Von Dagmar Henn
In Deutschland besteht die Tendenz, historische Daten so sehr zu überlagern, dass ihre ursprüngliche Bedeutung verloren geht. Ein solches Beispiel ist der 9. November, der ursprünglich die Novemberrevolution von 1918 markiert, der jedoch durch das NS-Pogrom von 1938 und die Ereignisse in der DDR 1989 seine positiven Aspekte verlor.

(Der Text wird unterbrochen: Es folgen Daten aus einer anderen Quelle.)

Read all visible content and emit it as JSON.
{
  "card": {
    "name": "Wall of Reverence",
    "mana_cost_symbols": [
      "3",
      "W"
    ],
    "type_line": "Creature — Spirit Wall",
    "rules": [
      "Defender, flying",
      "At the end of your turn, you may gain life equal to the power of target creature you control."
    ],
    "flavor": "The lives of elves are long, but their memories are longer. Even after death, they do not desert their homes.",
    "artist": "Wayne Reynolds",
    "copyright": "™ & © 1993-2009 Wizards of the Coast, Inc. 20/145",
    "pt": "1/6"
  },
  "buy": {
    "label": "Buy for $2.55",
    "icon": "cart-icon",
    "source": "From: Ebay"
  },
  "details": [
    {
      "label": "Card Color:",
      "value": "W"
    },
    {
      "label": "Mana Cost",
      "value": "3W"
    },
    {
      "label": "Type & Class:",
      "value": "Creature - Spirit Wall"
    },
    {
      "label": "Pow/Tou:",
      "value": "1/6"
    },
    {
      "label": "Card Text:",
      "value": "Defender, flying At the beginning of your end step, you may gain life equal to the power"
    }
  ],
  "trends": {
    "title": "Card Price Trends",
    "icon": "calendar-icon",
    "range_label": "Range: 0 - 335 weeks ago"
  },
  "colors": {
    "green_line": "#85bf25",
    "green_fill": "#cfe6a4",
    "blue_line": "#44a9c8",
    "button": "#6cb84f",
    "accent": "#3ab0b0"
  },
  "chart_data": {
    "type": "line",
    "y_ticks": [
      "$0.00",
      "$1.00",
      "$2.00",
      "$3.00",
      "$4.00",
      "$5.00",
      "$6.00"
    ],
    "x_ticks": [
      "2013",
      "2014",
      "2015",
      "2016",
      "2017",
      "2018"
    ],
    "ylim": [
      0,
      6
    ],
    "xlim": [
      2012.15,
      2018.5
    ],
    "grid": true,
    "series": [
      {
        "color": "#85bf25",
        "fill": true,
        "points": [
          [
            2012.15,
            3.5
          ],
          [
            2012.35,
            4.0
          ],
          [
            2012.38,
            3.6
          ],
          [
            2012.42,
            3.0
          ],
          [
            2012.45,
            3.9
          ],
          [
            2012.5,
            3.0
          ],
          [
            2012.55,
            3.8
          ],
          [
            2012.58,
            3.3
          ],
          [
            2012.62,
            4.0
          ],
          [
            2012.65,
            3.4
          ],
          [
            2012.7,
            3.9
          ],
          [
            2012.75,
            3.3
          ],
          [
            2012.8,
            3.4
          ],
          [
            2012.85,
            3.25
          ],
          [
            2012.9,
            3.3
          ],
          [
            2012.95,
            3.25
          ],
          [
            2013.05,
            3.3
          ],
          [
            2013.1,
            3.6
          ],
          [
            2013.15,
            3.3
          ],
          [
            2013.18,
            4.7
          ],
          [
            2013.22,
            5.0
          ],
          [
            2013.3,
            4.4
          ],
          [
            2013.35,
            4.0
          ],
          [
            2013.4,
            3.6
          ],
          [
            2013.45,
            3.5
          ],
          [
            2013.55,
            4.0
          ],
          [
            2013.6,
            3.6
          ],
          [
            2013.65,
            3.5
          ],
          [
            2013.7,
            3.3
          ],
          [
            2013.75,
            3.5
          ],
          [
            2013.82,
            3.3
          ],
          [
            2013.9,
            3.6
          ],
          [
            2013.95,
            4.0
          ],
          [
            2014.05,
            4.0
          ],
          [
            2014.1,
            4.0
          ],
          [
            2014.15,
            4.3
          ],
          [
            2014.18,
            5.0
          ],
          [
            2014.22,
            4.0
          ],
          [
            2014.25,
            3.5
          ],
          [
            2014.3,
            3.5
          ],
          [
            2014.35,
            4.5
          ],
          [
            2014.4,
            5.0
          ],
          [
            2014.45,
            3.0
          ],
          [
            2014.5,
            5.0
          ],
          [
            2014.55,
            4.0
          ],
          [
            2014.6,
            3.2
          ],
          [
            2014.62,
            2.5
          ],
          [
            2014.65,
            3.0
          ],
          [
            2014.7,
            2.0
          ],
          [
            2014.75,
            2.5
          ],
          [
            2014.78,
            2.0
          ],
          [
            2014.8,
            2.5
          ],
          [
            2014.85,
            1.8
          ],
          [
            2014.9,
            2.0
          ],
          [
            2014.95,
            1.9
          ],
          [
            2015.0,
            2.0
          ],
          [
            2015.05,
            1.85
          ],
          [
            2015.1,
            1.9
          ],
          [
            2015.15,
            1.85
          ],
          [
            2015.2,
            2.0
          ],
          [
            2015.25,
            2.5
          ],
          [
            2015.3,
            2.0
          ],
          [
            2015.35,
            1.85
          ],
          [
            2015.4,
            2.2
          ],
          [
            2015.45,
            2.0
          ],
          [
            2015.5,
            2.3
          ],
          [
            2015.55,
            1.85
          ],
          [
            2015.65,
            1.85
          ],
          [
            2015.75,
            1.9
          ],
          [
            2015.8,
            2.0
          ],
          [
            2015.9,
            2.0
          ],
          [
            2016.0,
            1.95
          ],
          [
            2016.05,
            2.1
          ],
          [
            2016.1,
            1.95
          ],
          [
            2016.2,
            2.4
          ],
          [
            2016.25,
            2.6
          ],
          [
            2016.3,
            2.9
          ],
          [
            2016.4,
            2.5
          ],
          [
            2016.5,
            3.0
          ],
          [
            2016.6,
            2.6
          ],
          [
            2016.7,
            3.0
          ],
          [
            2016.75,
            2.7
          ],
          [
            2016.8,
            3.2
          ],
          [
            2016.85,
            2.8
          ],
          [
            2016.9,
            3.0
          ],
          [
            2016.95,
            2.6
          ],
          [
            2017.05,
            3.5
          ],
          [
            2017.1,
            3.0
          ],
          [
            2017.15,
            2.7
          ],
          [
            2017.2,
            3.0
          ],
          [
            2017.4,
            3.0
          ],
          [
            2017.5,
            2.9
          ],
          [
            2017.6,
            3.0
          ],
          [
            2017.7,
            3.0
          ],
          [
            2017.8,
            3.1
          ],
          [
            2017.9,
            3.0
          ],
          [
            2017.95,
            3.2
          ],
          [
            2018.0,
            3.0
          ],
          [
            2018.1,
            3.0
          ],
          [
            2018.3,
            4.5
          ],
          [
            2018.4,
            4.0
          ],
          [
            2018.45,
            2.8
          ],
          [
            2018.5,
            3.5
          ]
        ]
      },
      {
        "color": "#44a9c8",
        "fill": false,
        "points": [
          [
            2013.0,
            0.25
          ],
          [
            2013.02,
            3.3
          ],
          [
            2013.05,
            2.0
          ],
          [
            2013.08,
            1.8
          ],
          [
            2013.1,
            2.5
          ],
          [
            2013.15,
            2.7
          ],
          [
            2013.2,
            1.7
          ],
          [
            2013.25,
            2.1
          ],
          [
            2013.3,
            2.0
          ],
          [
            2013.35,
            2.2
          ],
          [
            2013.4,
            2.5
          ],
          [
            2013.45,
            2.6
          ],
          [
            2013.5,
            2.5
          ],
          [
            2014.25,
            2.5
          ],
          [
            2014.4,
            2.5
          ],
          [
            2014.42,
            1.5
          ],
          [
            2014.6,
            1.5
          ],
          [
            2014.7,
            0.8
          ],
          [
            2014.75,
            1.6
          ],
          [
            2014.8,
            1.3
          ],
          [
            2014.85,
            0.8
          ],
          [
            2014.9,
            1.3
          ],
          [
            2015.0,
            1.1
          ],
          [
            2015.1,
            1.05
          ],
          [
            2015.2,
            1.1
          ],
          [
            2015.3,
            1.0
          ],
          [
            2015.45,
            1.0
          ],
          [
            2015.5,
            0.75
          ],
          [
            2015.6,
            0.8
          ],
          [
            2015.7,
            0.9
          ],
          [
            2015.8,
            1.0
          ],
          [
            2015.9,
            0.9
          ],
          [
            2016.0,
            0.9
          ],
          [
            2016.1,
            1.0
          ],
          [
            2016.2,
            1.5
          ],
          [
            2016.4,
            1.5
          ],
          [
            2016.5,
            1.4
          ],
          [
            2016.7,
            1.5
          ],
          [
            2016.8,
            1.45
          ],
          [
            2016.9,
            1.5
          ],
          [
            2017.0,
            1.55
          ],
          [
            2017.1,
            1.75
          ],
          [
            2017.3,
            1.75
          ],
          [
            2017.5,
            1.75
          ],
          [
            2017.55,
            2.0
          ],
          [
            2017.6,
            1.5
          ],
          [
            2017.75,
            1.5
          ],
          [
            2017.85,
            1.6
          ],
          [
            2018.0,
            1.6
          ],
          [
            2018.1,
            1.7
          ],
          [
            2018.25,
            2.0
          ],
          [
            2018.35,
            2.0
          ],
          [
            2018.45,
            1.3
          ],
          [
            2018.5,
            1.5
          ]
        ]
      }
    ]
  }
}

Ähnlich verhält es sich mit dem 18. März. Ursprünglich erinnert dieses Datum an das Zusammentreten der verfassungsgebenden Nationalversammlung in der Paulskirche 1848, einem Resultat echter revolutionärer Bestrebungen. Bundestagspräsidentin Bärbel Bas zelebrierte jedoch vorrangig die Volkskammerwahl in der DDR 1990, die im Endeffekt zur vollständigen ökonomischen Ausbeutung des Gebiets führte. Diese Wahl, beeinflusst durch massive externe Einflüsse aus Westdeutschland, trug maßgeblich dazu bei, ohne dass das gewählte Parlament wesentlichen Einfluss auf wichtige Entscheidungen wie den Einigungsvertrag nehmen konnte.
Bärbel Bas lobte die “demokratische Euphorie” dieser Wahl und ihre beeindruckende Wahlbeteiligung von 93,4 Prozent, während sie zeitgleich eine Sitzung des Bundestages eröffnete, deren eigene Legitimation bereits dadurch untergraben wurde, dass sie stattfand, bevor das neu gewählte Parlament konstituiert wurde.
Die Eile, mit der gewaltige Staatschulden beschlossen wurden, wurde von SPD-Politiker Johannes Fechner mit Dringlichkeit begründet, da nicht genug Zeit bis zur Handlungsfähigkeit des neuen Bundestages sei. Demgegenüber stellt Thorsten Frei (CDU) die schnelle Notwendigkeit militärischer Selbstverteidigung in den Vordergrund, beeinflusst von aktuellen globalen politischen Ereignissen.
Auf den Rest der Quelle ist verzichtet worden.